The Portland offices for InterMed, which sent an email to patients asking them to be more considerate of staff. Gregory Rec/Portland Press Herald
I was still seething from two big bills from other doctors’ offices for unnecessary medical expenses when I got the email from my primary-care provider. The subject line: “Kindness and Respect Matter.”
In a note sent to patients last month, InterMed Chief Medical Officer Dan Loiselle acknowledged the difficulties around accessing health care, including long hold times and hurdles to getting prior authorizations, but was writing “to gently remind everyone of the importance of kindness and respect in all interactions, regardless of what we all might be dealing with.
“Our dedicated team is here to support you, and we ask that you extend the same courtesy to us. In times of stress, we recognize it can be difficult, but a positive and respectful environment helps us all provide the best care possible,” he said.
Sounds reasonable enough, if you’ve never dealt with our health care system. Knowing the tears I’ve shed and the screaming I’ve done in my head over my own health care aggravations, I wasn’t surprised to learn that some people couldn’t help but lash out — at least that’s what the message seemed to imply had happened.
InterMed wouldn’t say what sort of incidents or behavior prompted the email to patients, citing doctor-patient confidentiality, and didn’t answer questions about what protocols it has in place for dealing with aggravated patients or helping them work with health insurance companies. As my frustration with getting any information from the southern Maine medical practice grew, so did my sympathy for the people who failed to maintain “a positive and respectful environment.”
Of course, I don’t think employees who have nothing to do with patient care or our broken system should be taking the brunt of our anger, if that’s whom InterMed patients are treating unkindly. Nor do I think the solution is shooting and killing the CEO of an insurance company — even the one whose app gave me a cost estimate that was a fraction of my bill (no, that’s after you’ve met your deductible, I was told by UnitedHealthcare’s help center, whose employees surely also take undeserved heat).
But if doctors’ offices want us to be more considerate, they need to do more to help us navigate a complicated system that they’re more knowledgeable about than we are. Give us the billing codes to the procedures you’re ordering. Help us understand our options and allow us the time to weigh them. Inform us, when we ask a question, if the answer is going to cost us. If that’s beyond what bedside manner entails — though I’d argue, today, it should — then offices need to have someone on staff who handles that aspect of our health care. That way, we won’t take it out on whoever happens to be in front of our face.

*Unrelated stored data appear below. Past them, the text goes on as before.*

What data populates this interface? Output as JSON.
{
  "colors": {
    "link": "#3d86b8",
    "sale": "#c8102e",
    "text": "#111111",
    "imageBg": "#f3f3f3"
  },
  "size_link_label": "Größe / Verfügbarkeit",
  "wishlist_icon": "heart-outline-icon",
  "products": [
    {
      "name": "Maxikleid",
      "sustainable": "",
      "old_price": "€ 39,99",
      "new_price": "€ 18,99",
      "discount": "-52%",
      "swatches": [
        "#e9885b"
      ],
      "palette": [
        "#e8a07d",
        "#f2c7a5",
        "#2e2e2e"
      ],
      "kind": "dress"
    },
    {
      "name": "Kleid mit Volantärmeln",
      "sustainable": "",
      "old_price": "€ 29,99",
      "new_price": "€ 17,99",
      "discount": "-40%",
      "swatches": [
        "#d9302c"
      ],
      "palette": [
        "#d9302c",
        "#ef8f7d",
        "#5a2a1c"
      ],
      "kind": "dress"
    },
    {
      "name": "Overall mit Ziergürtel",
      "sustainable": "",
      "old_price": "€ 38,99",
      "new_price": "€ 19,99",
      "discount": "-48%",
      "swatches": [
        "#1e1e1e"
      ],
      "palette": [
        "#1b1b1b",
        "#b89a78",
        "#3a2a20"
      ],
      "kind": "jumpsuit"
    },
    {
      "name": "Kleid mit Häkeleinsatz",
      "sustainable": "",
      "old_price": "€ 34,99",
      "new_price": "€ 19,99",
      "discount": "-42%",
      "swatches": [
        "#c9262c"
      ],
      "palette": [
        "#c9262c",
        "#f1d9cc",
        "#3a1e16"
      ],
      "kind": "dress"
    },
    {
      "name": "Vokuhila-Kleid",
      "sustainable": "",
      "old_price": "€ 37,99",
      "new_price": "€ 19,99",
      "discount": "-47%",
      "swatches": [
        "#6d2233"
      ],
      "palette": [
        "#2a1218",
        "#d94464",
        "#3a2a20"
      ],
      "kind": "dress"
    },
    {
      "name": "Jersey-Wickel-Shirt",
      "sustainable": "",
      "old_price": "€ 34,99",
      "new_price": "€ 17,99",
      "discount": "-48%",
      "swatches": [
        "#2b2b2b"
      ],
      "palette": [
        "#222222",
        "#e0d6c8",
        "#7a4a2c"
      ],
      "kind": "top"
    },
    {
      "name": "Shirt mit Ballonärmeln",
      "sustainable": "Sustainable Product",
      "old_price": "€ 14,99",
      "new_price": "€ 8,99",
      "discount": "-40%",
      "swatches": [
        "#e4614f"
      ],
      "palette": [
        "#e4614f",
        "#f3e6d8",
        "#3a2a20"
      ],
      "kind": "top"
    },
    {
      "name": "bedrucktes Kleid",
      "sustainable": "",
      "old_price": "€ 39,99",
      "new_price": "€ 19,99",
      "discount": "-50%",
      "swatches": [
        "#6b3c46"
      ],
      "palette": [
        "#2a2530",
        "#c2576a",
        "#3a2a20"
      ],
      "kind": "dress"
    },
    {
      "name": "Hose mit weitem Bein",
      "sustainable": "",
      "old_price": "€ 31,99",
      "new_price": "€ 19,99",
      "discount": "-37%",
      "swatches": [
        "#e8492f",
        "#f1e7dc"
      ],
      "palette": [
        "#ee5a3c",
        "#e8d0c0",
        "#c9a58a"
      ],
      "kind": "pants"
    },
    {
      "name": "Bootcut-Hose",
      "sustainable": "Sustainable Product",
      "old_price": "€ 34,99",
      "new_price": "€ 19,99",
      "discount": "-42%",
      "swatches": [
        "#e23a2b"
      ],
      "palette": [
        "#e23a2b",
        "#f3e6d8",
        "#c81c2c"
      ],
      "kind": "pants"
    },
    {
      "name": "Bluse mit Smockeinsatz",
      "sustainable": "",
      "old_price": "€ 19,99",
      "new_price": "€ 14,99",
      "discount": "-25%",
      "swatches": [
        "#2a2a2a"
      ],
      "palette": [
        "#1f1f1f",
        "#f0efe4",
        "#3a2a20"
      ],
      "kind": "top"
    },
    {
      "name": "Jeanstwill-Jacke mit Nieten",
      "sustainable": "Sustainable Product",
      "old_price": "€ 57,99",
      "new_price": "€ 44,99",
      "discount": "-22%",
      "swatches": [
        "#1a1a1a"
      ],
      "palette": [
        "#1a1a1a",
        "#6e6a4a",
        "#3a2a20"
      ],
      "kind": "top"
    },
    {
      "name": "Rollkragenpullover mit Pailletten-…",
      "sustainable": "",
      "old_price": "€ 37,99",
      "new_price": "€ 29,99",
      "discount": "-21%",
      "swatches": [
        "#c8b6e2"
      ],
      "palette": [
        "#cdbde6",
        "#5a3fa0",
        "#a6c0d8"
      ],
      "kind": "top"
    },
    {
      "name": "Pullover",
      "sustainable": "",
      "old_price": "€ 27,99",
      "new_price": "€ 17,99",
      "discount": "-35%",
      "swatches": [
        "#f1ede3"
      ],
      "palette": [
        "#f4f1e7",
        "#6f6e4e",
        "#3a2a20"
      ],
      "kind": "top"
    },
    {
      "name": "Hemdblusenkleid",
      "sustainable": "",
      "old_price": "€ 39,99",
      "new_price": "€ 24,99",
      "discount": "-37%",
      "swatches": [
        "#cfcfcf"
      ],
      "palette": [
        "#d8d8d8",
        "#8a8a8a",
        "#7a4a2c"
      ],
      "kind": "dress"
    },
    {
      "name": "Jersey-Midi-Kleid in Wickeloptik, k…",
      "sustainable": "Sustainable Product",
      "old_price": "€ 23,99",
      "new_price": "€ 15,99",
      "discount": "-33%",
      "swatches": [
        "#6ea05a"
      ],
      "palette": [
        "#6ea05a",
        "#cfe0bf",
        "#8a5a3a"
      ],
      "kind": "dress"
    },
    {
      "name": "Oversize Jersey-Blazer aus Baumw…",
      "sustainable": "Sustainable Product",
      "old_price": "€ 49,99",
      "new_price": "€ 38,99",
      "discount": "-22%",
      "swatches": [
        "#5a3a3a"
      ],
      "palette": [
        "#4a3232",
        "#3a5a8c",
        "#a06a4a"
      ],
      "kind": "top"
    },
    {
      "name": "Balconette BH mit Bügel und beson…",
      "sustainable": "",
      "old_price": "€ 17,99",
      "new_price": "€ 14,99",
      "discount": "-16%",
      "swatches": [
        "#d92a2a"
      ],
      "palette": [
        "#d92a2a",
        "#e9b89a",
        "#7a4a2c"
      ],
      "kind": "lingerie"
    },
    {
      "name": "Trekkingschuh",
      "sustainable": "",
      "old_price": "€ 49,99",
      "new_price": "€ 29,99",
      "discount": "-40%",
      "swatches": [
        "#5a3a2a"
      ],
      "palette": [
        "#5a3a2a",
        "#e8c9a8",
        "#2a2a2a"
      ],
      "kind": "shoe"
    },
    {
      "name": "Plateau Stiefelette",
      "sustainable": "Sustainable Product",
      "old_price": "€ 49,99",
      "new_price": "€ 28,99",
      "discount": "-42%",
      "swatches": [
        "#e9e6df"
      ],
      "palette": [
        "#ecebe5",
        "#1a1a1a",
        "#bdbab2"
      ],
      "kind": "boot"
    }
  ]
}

With the amount of self-advocacy health care requires these days, the line between being assertive and being rude is a fine one and, when needs aren’t being met, it’s easy to cross. While my anger revolves around the lack of consideration for health care costs, InterMed Chief Human Resources Officer Lindsay Fitzgerald said the frustrations referenced in Loiselle’s email mostly have to do with patients getting care in a timely manner.
Both are among the upsides of the direct primary care model, according to Maine doctors who have adopted it. By breaking with hospital systems and insurance companies, they say, they have more control of their care and time for their patients.
No wonder the model has risen in popularity both in Maine and nationally. But, as I learned at a recent dentist appointment, that level of care is possible in a more traditional setting, too.
Although I usually sit back and take whatever fluoride treatments or X-rays are recommended without question, after those two big bills, I decided I couldn’t risk it. Before my cleaning, I asked my hygienist if I was scheduled to have any additional procedures. Why, she asked, do you have to be somewhere? No, I said, I just can’t afford it.
By the end of my appointment, she had consulted with my dentist and determined I could put off any X-rays for another year or two, and before I came in for them, she said she’d run it through my insurance so she could tell me how much it would cost ahead of time. If I hadn’t been lying prostrate with plaque-speckled glasses on, I would have given her a hug.
That kind of courtesy is easy to return.